Before Suica (and a bit concurrently), JNR and later JR issued "orange cards" that included both high value formats and lower value formats. The "high value" cards were 5,000 yen and 10,000 yen respectively, so the new maximum is 2x the previous "high value" orange cards that they abolished.

The real win with e-money is not getting change, in my opinion. Carrying 20,000 yen in cash is easy when it's 2x 10,000 notes, but when it's a mix including coins, it's a pain.



>Carrying 20,000 yen in cash is easy when it's 2x 10,000 notes, but when it's a mix including coins, it's a pain.

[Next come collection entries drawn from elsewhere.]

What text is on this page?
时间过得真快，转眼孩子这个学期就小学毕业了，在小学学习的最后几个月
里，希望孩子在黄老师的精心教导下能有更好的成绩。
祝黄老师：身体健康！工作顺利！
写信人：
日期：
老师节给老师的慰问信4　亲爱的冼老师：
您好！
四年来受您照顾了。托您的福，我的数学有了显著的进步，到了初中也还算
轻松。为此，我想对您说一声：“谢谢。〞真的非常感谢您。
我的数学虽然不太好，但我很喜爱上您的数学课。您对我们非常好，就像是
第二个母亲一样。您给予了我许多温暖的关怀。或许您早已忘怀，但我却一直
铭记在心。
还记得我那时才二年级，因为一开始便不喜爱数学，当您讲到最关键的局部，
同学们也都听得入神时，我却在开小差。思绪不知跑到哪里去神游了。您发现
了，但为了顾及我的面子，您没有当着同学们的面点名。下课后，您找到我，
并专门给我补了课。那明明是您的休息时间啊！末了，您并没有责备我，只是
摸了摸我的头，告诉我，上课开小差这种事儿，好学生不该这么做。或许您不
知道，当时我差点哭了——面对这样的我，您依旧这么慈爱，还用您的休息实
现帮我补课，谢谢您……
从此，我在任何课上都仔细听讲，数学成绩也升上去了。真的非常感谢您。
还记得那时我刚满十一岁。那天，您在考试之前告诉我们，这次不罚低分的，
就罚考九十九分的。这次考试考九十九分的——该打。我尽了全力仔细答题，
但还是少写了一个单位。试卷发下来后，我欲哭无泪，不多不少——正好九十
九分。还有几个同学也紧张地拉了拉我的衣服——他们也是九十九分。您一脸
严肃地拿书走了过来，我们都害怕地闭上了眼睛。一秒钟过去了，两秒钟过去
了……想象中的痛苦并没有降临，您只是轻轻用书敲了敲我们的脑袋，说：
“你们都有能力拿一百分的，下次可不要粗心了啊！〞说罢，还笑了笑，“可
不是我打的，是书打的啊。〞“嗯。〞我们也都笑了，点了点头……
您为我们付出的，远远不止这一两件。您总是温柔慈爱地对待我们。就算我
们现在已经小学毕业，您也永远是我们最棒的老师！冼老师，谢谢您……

Carry a coinpurse. I use an old faux-suede Samsung camera pouch.[1] Plus it's fun when someone is running an errand for you, like getting you a snack from the konbini across the street, and you plop your coinpurse on the desk with a thud, then pour out a handful of 500-yen coins and say "this should cover it", like a feudal lord.

[1] kinda like this: https://www.amazon.ie/DFVmobile-Samsung-Galaxy-Camera-Closur...


I do carry a coin purse, and I have no use for 1 yen coins. Sure, 10 yen, 50 yen, and 100 yen coins are easily spent, but 1 yen is not. Same issue with pennies in the US.


Why have a whole purse when it is already built into your phone which you already are carrying around anyways.


You would give someone your PHONE to go buy a snack for you across the street? And tell them your screen unlock combo?

Dumping some coins out of my coinpurse is far superior analog, low-tech Access Control to my money.


Because my coin purse isn't going to randomly decide that it doesn't like the transaction.